¿Qué es la triscaidecafobia? Pues es un temor exagerado al número 13; una fobia para la que la psicología tiene previsto tratamiento, porque no es lo mismo tener manía al 13 que sentir pánico por ese número. Para quienes sean supersticiosos o sufran de triscaidecafobia, allá va una vacuna llamada Richard Wagner y sus avatares con el número 13.
Wagner nació en 1813, y si se suman los números del año se comprueba que resulta 13. Murió Wagner un 13 de febrero, martes, el mismo día en que se conmemoraba el aniversario decimotercero de la unificación alemana.
Wagner, además, murió cuando su hijo Sigfrid tenía 13 años. Si se suman las letras de Richard Wagner, la cuenta resultante es 13. Compuso 13 óperas, sufrió un destierro de 13 años, terminó su ópera Tanhausser un 13 de abril y la estrenó un 13 de marzo en París —si bien es cierto que fue un estruendoso fracaso— e igualmente remató Parsifal un 13 de enero. Actuó por primera vez en un teatro que fue inaugurado un 13 de septiembre, y entró a vivir a su casa alemana de Bayreuth (centro de Alemania) un 13 de agosto, y tiempo después la abandonó un 13 de septiembre.
Pero con o sin tanto 13, y se pongan como se pongan los supersticiosos, Wagner tenía que morirse. Falleció en Venecia y fue enterrado cinco días después en el jardín de su casa de Bayreuth (Alemania), donde él mismo ya había preparado su sepultura muchos años antes. Todavía descansa allí, bajo una losa de granito sin adorno alguno. Sólo una gran enredadera rodea la tumba.
Pero al pie de su sepultura hay algo más, una pequeña lápida que recuerda a su perro Russ. Wagner tuvo un amor casi enfermizo por los perros y convivió con muchos a lo largo de su vida. Russ era su favorito, un terranova al que quiso tener al lado más allá de la muerte. El epitafio del chucho dice: «Aquí descansa y vigila el perro Russ, de Wagner».
Quien quiera ver la botella medio vacía, podrá achacar la mala suerte de Wagner al número 13, pero su mal fario se redujo a estar huyendo media vida de los acreedores y a meterse en líos de faldas. Pero también se puede ver la botella medio llena, porque Wagner disfrutó de su éxito en vida, fue correspondido por las mujeres a las que amó, murió anciano, el rey Luis II de Baviera lo idolatró y lo sacó de apuros, fue admirado por sus colegas, aplaudido en medio mundo… en resumidas cuentas, un hombre con suerte.
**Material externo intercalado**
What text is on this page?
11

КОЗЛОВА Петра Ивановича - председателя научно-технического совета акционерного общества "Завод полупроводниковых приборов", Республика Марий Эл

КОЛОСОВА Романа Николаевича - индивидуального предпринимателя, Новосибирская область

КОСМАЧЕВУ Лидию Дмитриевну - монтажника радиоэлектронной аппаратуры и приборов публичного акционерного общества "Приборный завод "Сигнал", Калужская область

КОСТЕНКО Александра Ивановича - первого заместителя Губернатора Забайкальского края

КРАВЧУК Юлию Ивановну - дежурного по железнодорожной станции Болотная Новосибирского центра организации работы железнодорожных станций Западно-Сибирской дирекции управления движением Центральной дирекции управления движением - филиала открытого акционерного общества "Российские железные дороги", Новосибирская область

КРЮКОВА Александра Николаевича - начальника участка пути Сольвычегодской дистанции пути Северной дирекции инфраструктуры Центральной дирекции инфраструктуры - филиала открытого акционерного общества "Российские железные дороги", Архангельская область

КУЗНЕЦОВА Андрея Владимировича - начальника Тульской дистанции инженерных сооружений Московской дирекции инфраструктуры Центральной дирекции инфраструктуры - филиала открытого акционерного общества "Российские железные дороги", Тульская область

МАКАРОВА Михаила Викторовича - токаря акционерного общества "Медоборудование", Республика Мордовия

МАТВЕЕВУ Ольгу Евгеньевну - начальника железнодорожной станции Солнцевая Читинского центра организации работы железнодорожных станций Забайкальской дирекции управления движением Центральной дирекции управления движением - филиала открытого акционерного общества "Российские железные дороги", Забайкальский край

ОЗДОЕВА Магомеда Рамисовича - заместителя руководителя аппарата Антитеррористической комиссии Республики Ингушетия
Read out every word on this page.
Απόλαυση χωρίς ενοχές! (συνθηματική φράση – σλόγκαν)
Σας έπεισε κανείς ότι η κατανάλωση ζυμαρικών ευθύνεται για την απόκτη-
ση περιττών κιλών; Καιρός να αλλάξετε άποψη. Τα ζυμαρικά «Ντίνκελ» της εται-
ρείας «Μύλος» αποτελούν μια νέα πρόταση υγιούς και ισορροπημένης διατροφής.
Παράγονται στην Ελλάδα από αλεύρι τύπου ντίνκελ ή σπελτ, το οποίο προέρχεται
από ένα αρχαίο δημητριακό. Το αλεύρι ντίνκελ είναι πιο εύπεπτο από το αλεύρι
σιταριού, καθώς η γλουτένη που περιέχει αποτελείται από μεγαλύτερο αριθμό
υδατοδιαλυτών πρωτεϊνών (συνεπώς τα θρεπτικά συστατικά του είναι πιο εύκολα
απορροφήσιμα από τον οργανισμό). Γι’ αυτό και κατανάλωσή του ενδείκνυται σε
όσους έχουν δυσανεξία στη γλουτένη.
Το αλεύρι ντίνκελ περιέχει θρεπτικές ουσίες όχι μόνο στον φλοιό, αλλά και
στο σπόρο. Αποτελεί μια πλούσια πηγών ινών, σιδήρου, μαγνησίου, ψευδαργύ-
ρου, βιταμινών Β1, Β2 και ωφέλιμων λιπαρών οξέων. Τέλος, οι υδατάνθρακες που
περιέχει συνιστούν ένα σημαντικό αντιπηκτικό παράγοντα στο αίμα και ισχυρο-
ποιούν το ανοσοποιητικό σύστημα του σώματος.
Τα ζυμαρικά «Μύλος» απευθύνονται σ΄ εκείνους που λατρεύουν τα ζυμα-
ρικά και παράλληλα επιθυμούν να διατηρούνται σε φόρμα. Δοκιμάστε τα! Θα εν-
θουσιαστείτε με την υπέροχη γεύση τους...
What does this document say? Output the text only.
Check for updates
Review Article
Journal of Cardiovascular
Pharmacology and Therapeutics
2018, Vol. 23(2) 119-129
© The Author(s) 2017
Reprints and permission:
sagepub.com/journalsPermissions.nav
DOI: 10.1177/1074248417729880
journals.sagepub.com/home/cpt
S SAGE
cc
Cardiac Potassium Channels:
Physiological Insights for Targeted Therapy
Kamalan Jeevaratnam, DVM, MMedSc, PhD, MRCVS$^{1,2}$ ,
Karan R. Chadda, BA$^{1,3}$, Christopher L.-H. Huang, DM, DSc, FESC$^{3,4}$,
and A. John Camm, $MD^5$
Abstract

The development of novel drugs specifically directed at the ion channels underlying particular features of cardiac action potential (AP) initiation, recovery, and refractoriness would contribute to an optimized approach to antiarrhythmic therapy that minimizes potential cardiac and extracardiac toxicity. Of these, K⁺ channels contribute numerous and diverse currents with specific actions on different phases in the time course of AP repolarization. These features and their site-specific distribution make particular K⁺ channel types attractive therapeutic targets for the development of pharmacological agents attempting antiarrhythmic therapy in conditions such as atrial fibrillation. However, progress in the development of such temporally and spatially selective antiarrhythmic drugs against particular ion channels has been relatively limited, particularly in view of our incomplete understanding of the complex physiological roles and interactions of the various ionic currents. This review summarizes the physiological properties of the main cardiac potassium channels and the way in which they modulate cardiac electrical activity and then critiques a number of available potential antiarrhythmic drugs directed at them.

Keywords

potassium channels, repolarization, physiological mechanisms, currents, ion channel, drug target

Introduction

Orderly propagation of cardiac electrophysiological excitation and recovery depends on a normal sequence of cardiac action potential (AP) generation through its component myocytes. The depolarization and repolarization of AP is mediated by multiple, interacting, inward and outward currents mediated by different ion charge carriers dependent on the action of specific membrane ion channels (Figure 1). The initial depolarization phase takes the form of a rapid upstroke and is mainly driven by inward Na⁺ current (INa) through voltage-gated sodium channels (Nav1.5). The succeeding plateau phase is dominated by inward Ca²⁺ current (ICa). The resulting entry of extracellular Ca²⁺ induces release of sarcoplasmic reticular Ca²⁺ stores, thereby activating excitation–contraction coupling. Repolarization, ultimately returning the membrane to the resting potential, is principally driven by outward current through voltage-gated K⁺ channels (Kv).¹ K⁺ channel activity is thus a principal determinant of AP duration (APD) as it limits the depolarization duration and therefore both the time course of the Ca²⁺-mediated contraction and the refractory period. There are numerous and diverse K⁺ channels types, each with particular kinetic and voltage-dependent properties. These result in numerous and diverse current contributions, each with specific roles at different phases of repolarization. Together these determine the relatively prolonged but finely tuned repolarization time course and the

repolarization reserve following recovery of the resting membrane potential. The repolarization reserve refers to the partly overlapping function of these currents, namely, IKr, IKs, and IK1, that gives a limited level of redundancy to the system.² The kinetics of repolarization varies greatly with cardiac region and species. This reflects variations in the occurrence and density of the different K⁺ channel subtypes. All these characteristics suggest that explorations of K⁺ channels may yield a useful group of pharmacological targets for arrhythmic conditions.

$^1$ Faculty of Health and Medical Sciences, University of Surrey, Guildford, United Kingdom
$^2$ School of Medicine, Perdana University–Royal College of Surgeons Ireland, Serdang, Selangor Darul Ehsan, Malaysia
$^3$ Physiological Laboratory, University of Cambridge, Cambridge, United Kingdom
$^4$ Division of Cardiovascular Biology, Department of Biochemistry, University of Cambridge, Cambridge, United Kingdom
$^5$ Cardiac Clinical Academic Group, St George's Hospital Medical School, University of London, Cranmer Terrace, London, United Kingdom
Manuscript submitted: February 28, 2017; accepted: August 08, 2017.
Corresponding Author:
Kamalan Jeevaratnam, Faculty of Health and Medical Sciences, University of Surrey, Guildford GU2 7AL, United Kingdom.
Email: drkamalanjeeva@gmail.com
La única mala fortuna de Wagner fue morirse, pero a ver quién se libra de pasar por el trance.
Queda claro que el 13 y el martes fueron fundamentales en la vida y la muerte de Wagner, y que las supersticiones son eso, supersticiones. «En martes, ni te cases ni te embarques», «En martes, ni telas urdas, ni hija cases, ni la lleves a confesar, que no dirá la verdad», «En martes, ni tu casa mudes, ni tu hija cases, ni tu viña podes». Manías como esta contra el número 13 se adquieren con métodos irracionales y casi siempre heredados gracias a leyendas que pasan de boca en boca. Marte era el dios de la guerra romano y ese día era propicio para desgracias, catástrofes y sangre. Luego, por nuestra cuenta y riesgo, hemos añadido el numeral, pero conste que son supersticiones distintas.
Y lo mismo que el mundo hispano tiene ojeriza al martes 13, el anglosajón y el francés se la tienen al viernes 13. Teorías hay para aburrir, y lo cierto es que ninguna se sostiene en cuanto se rasca un poco.
Los franceses huyen del viernes 13 porque ese día de octubre del año 1307 miles de templarios fueron detenidos y posteriormente aniquilados en territorio francés. A los anglosajones no les gusta el viernes porque ese día crucificaron a Jesucristo, y si a ello se añade que en la última Cena había trece a la mesa y que uno de ellos murió y otro se suicidó, ahí tienen lo del viernes 13. Lo de sentar trece a la mesa fue tomándose como signo de mala suerte a lo largo de los siglos. El rey francés Luis XV, por ejemplo, nunca permitía que en su mesa hubiera trece personas, y un famoso gastrónomo de la época le objetó que «el número trece en la mesa es de temer sólo cuando se ha previsto comida para doce».
Parece claro, sin embargo, que Richard Wagner no dedicó ni un solo minuto de su vida a obsesionarse con el número 13. Le trajo al pairo.